At a panel discussion the other day, he suggested that if you mention a brand, or one of its products and services, and that mention generates revenue for the brand, "you should get some kind of referrer’s fee." He predicted that within a year, "there will be some way for [users] to get kickbacks" through social media platforms.
There's only one problem: there are already ways for individuals to shill for brands and get paid for it, and technically, many risk running afoul of the Federal Trade Commission (FTC) social media guidelines, which require disclosure. That the CEO of one of the hottest social media startups was unaware of the FTC's 'rules' speaks volumes about the FTC's ability to effectively 'regulate' paid shilling, but that aside, there's an even bigger problem with Crowley’s vision: the kind of kickbacks Crowley thinks are going to be a boon for brands aren't going to be. Here are five reasons why.
Word of mouth is powerful because it's genuine
Word of mouth's effectiveness is based on the fact that when somebody you know and trust recommends something to you, you’re more likely to believe that it’s genuine. If everybody is getting 'kickbacks' to promote products and services, your friends will become about as trustworthy as the used car dealer on the shady side of town.
Word of mouth is attractive because it's 'free'
Why is word of mouth so attractive to brands? It's not just that word of mouth recommendations are powerful. It's that word of mouth is as free as marketing can be. And that's how it should be. When brands aspire to deliver quality products and services, they shouldn't be surprised that their customers sing their praises to friends and family. Conversely, when brands disappoint, they shouldn't expect to fix their problems by throwing money on marketing.
It sets the wrong expectations
On paper, paying customers to 'like' you seems like a good way to game the system. But long term, there can be little doubt that the consumers will regret creating the consumer expectation that saying something nice about a product or service should always result in a kickback. After all, there will inevitably be consequences when brands decide not to pay.
It's hard to pay everybody, but it's hard not to
Who should brands compensate? If they only pay kickbacks to the 'influencer' class, they make stoke resentment amongst consumers who aren't in that class. Even more complicated: defining who's an influencer. Once faced with the realization that influence isn't what they thought it was, brands will have to answer the question: do we just spend money anywhere and everywhere and see what sticks?

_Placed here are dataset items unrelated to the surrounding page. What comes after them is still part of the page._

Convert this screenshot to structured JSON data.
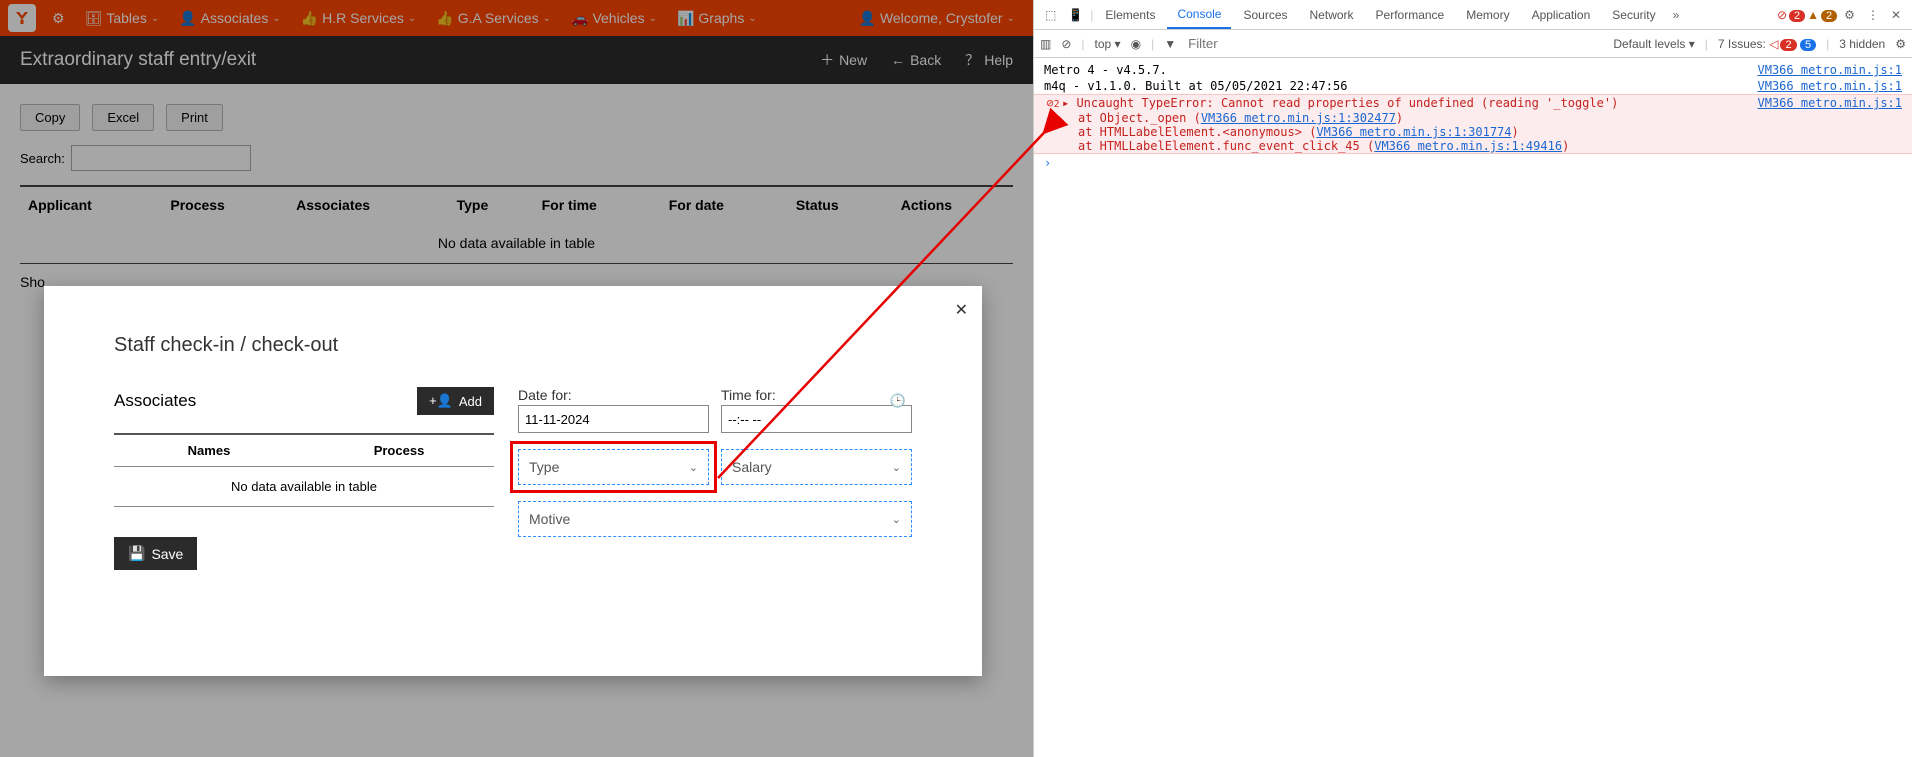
{
  "nav": {
    "tables": "Tables",
    "associates": "Associates",
    "hr": "H.R Services",
    "ga": "G.A Services",
    "vehicles": "Vehicles",
    "graphs": "Graphs",
    "welcome": "Welcome, Crystofer"
  },
  "page": {
    "title": "Extraordinary staff entry/exit",
    "new": "New",
    "back": "Back",
    "help": "Help"
  },
  "buttons": {
    "copy": "Copy",
    "excel": "Excel",
    "print": "Print"
  },
  "search": {
    "label": "Search:"
  },
  "table": {
    "cols": {
      "applicant": "Applicant",
      "process": "Process",
      "associates": "Associates",
      "type": "Type",
      "fortime": "For time",
      "fordate": "For date",
      "status": "Status",
      "actions": "Actions"
    },
    "nodata": "No data available in table"
  },
  "showing": "Sho",
  "modal": {
    "title": "Staff check-in / check-out",
    "assoc_title": "Associates",
    "add": "Add",
    "col_names": "Names",
    "col_process": "Process",
    "nodata": "No data available in table",
    "date_label": "Date for:",
    "date_value": "11-11-2024",
    "time_label": "Time for:",
    "time_value": "--:-- --",
    "dd_type": "Type",
    "dd_salary": "Salary",
    "dd_motive": "Motive",
    "save": "Save"
  },
  "devtools": {
    "tabs": {
      "elements": "Elements",
      "console": "Console",
      "sources": "Sources",
      "network": "Network",
      "performance": "Performance",
      "memory": "Memory",
      "application": "Application",
      "security": "Security"
    },
    "err_count": "2",
    "warn_count": "2",
    "toolbar": {
      "top": "top",
      "filter_ph": "Filter",
      "levels": "Default levels",
      "issues_label": "7 Issues:",
      "issues_err": "2",
      "issues_info": "5",
      "hidden": "3 hidden"
    },
    "log1": "Metro 4 - v4.5.7.",
    "log2": "m4q - v1.1.0. Built at 05/05/2021 22:47:56",
    "src": "VM366 metro.min.js:1",
    "err_main": "Uncaught TypeError: Cannot read properties of undefined (reading '_toggle')",
    "err_l1a": "    at Object._open (",
    "err_l1b": "VM366 metro.min.js:1:302477",
    "err_l1c": ")",
    "err_l2a": "    at HTMLLabelElement.<anonymous> (",
    "err_l2b": "VM366 metro.min.js:1:301774",
    "err_l2c": ")",
    "err_l3a": "    at HTMLLabelElement.func_event_click_45 (",
    "err_l3b": "VM366 metro.min.js:1:49416",
    "err_l3c": ")",
    "err_badge_count": "2"
  }
}
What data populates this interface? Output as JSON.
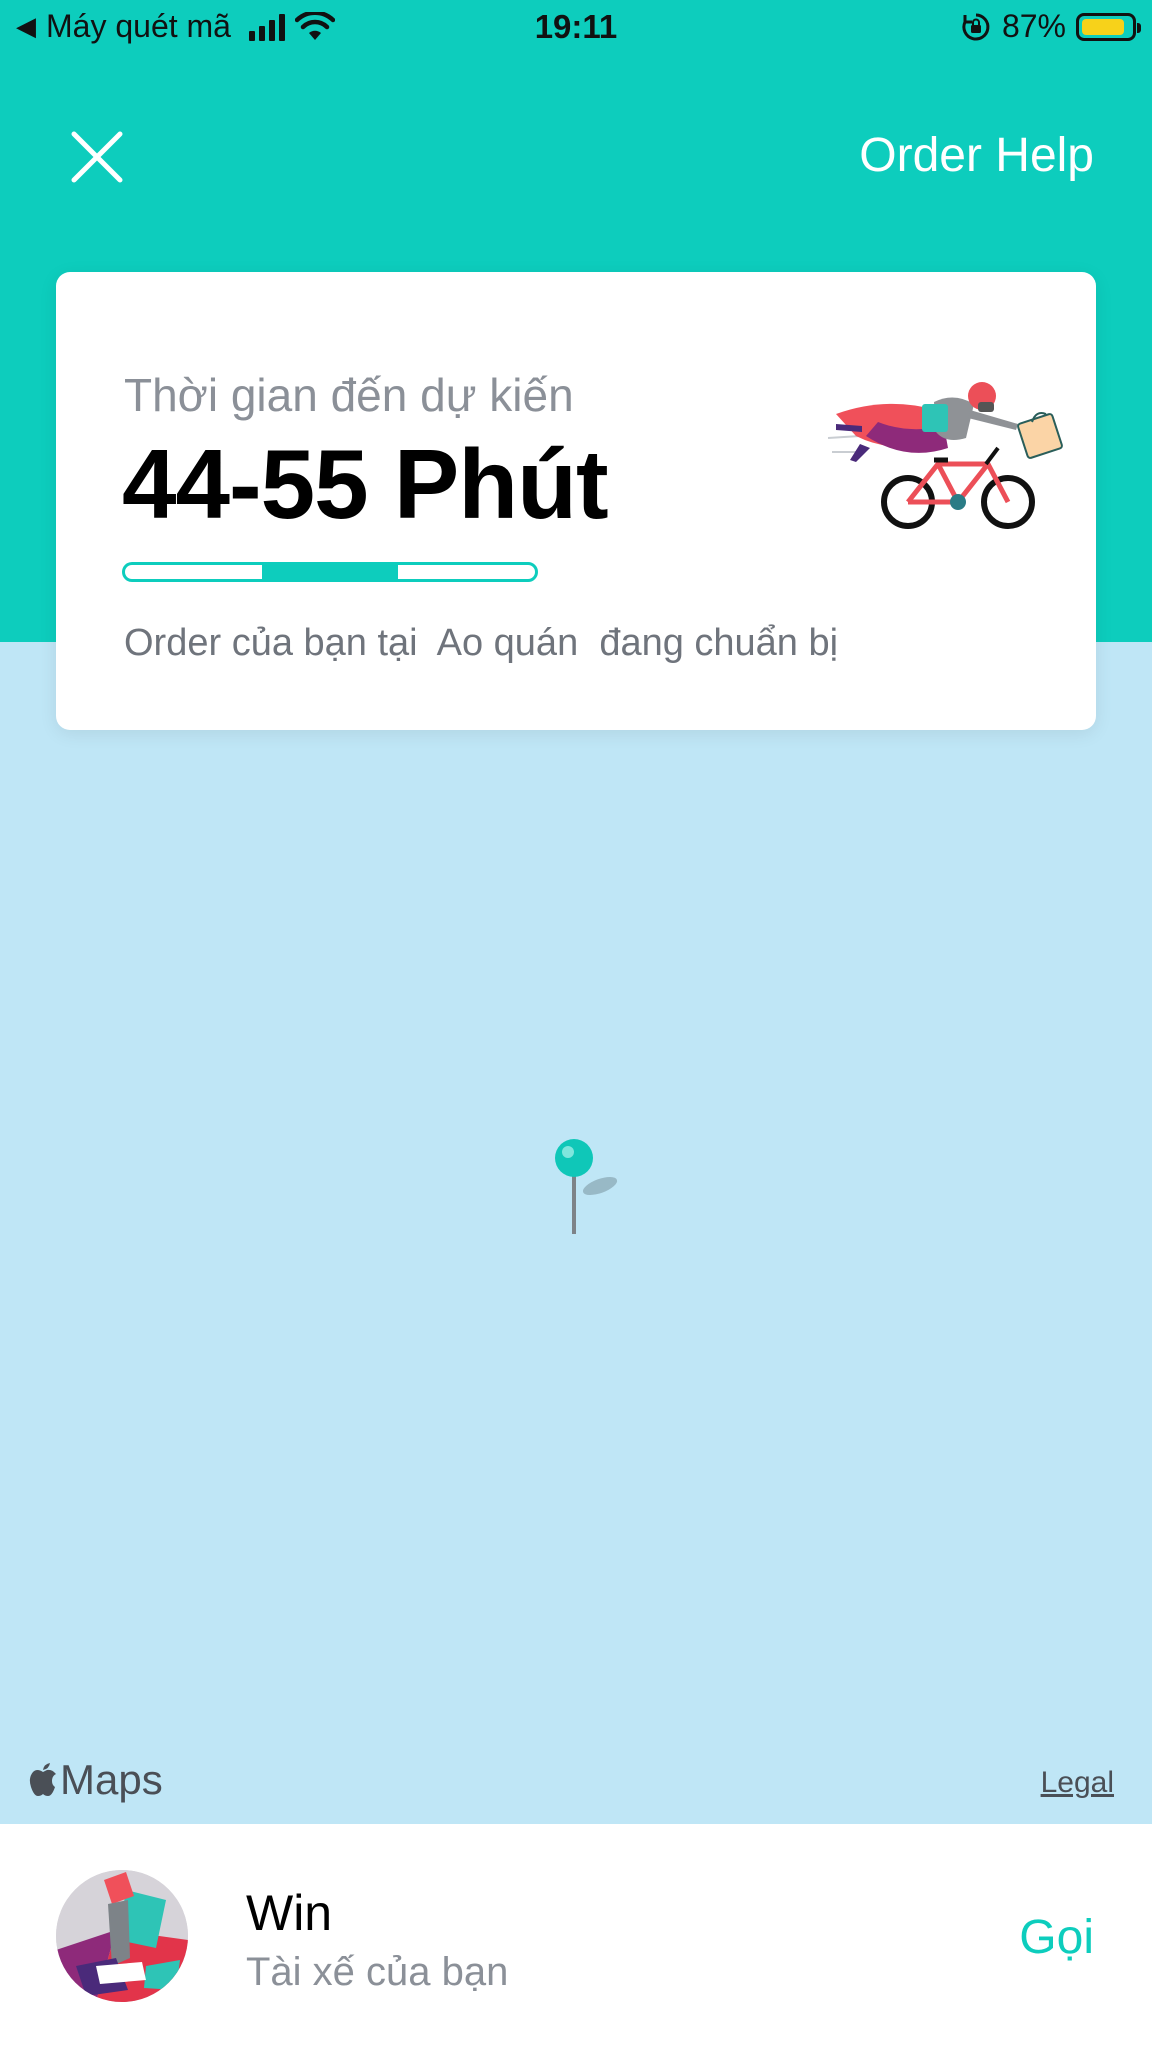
{
  "status_bar": {
    "back_app": "Máy quét mã",
    "time": "19:11",
    "battery": "87%",
    "battery_level": 0.87,
    "battery_color": "#f7d21a"
  },
  "header": {
    "close_icon": "close-icon",
    "order_help": "Order Help"
  },
  "eta_card": {
    "label": "Thời gian đến dự kiến",
    "value": "44-55 Phút",
    "progress": {
      "completed_steps": 1,
      "active_step": 2,
      "total_steps": 3
    },
    "status_message": "Order của bạn tại  Ao quán  đang chuẩn bị",
    "illustration": "courier-on-bicycle-illustration"
  },
  "map": {
    "pin_icon": "map-pin-icon",
    "logo_text": "Maps",
    "logo_icon": "apple-icon",
    "legal": "Legal"
  },
  "driver": {
    "name": "Win",
    "role": "Tài xế của bạn",
    "call_label": "Gọi",
    "avatar_icon": "driver-avatar"
  },
  "colors": {
    "accent": "#0dcdbd",
    "map_water": "#bfe6f6",
    "muted_text": "#8b9098"
  }
}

It's an accounting/auditing nightmare
The last thing most brands need is to be tracking affiliate revenue for a large number of individuals who may only mention their products or services once or twice. There's plenty of room for disputes and fraud, and while Crowley may not care about the FTC, he and those receiving kickbacks should care about the IRS. Annual payments to individuals in the U.S. exceeding certain thresholds will need to be reported, and kickbacks will produce taxable income for the consumers being paid, creating a whole host of issues for many of them that may make the entire exercise a net loss.
In short, the kickbacks Crowley seems to think are the future of social media are a bad idea, and will probably never work at scale. There are fundamental and logistical flaws with the whole model. In some cases, brands that really like the kickback model would probably do far better building a 'kickback' into their products and services in the form of -- wait for it -- lower prices.
That kickbacks aren't going to be the secret sauce of an effective social media strategy, of course, doesn't mean that social platforms are worthless to brands. Quite the contrary. But for brands to take advantage of these platforms, they can't treat their target customers -- consumers -- as media buys.